Major League Baseball’s offseason has officially begun and all eyes are about to shift to the big boys on the market.
The Washington Nationals’ celebration of a first-ever World Series title isn’t even in full swing yet, but baseball’s focus is set to move to the free-agent market — where several sizable names could be on the move.
The thrilling seven-game Fall Classic featured two of this winter’s biggest free agents as Nationals third baseman Anthony Rendon and Houston Astros ace Gerrit Cole are set to test the waters.
The latter is expected to be at least monitored by the New York Yankees, who remain in desperate need of a legitimate starting arm for the top end of their rotation.
Starting pitching was one of the downfalls of the Yankees in 2019 as their 103-win season fell agonizingly short in the ALCS against Cole and those very same Astros.
Luis Severino battled shoulder and lat issues to get back for the postseason, but his starts left plenty to be desired for a franchise still searching for its true ace.

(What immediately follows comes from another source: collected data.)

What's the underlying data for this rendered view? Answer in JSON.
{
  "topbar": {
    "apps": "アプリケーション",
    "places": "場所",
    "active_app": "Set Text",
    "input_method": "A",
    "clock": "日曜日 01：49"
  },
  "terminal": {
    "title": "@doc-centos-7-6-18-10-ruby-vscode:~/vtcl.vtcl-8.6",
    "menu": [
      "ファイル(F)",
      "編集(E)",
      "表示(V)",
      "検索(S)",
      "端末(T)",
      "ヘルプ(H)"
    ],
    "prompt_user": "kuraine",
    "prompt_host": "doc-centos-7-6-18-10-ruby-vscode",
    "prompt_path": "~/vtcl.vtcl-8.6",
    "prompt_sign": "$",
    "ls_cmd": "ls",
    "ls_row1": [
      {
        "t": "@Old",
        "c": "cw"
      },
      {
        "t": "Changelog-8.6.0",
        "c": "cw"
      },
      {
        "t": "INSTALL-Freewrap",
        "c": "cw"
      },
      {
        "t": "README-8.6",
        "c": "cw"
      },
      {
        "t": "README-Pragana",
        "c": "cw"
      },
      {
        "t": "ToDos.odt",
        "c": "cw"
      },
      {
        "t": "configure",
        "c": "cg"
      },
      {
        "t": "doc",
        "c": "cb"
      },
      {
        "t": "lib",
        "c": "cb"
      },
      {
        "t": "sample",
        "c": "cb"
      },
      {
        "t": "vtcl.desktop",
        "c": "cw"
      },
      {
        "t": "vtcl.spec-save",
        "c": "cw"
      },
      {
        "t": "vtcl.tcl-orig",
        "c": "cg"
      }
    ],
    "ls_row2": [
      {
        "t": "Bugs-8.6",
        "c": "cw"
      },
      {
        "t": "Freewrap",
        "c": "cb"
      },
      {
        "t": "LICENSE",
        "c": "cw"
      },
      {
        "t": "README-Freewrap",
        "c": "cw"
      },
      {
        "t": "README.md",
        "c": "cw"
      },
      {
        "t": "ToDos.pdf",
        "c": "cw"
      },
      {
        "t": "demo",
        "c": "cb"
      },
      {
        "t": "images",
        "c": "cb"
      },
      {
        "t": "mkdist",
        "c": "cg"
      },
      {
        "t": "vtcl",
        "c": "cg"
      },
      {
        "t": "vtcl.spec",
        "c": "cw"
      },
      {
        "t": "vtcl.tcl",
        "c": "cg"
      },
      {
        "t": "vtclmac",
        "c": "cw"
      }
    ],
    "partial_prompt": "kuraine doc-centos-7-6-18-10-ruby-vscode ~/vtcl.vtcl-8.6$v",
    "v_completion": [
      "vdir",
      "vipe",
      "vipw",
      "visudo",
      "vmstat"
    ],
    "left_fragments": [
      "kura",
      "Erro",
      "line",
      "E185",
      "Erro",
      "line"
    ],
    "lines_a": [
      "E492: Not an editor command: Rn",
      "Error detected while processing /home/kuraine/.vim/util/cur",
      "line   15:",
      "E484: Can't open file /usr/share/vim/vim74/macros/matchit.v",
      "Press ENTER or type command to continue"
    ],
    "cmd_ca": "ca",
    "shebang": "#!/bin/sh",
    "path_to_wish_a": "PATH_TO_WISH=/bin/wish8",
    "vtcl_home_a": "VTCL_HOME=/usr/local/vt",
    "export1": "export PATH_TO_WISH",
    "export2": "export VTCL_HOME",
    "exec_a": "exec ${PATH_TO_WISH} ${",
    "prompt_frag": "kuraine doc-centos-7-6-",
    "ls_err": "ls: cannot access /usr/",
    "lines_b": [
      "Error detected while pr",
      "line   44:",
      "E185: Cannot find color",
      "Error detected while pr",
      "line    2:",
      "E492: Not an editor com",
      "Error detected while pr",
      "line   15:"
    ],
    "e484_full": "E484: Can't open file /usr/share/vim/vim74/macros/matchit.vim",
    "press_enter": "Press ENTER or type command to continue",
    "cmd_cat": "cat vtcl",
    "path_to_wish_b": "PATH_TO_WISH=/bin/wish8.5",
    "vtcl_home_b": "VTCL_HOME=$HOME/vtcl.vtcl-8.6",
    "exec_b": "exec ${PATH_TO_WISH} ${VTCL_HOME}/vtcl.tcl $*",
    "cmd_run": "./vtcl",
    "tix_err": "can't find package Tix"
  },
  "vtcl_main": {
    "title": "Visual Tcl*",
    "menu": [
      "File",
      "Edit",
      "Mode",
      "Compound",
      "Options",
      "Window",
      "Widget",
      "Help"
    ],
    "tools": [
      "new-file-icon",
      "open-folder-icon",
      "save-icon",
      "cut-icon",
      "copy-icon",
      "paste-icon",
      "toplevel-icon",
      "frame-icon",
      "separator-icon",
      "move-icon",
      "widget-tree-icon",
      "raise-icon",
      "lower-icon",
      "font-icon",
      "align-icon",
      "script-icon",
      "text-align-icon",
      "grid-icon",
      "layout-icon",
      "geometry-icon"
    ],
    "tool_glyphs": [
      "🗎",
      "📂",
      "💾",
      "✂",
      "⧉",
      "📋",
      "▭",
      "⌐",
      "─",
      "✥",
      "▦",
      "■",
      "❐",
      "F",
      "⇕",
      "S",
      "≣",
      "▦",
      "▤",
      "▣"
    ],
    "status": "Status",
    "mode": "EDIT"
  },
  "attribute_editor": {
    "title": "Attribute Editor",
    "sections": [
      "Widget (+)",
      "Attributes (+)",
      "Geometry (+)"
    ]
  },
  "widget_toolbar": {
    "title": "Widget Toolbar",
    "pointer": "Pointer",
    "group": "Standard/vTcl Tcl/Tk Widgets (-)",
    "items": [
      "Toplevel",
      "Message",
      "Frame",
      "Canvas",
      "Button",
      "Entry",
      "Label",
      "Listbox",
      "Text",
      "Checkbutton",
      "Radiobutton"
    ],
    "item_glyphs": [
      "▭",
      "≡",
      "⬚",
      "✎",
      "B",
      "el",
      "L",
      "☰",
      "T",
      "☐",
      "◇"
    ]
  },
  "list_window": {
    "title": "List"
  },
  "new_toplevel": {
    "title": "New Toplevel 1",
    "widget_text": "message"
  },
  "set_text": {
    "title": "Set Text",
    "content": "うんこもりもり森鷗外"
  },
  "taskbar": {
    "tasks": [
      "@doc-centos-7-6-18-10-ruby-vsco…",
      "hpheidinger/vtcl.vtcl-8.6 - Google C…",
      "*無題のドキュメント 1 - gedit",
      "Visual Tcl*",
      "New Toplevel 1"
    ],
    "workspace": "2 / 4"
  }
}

James Paxton — acquired from the Mariners last winter — finished strong in the second half to indicate the Yankees have a promising No. 2 or 3 southpaw.
Masahiro Tanaka is entering the final year of his contract in 2020 where his arm remains inconsistent — despite more strong showings in the postseason.
In the first year of a three-year deal, JA Happ struggled to find his footing in the Bronx as his season ERA flirted with 5.00.
Add the retirement of CC Sabathia and the likely exit of Domingo German after violating the Major League Baseball Player Associations’ domestic violence policy — and there are plenty of holes in the rotation.
Cole would be the premier arm the Yankees have so sorely missed as the 29-year-old is coming off a sterling 20-5 2019 with a league-best 2.50 ERA and 326 strikeouts.
There’s little chance that Cole will return to Houston in 2020. Shortly after the Astros dropped Game 7, Cole thanked the fans in a gesture usually performed by departing players.
His teammate, outfielder Josh Reddick, even told Bleacher Report’s Scott Miller that the Newport, CA-native Cole is a “West Coast guy.”
That narrows his list of destinations by a considerable margin and makes a team like the Angels a supreme fit. They’re a club that isn’t afraid to spend money, has a generational star in Mike Trout, and is in desperate need of pitching.
It would be the latest page in the Yankees’ saga of narrow misses for the righty. They drafted Cole in the first round in 2008, but the pitcher opted to head to UCLA, instead.
Three years later, he was taken by the Pirates where the Yankees attempted to pursue him via trade in the ensuing years.
If the Yankees didn’t have the massive contract of Giancarlo Stanton on the books, they would have been considered as a favorite to land Cole in free agency.
For now, though, they might have to settle on some of the secondary arms the market has to offer.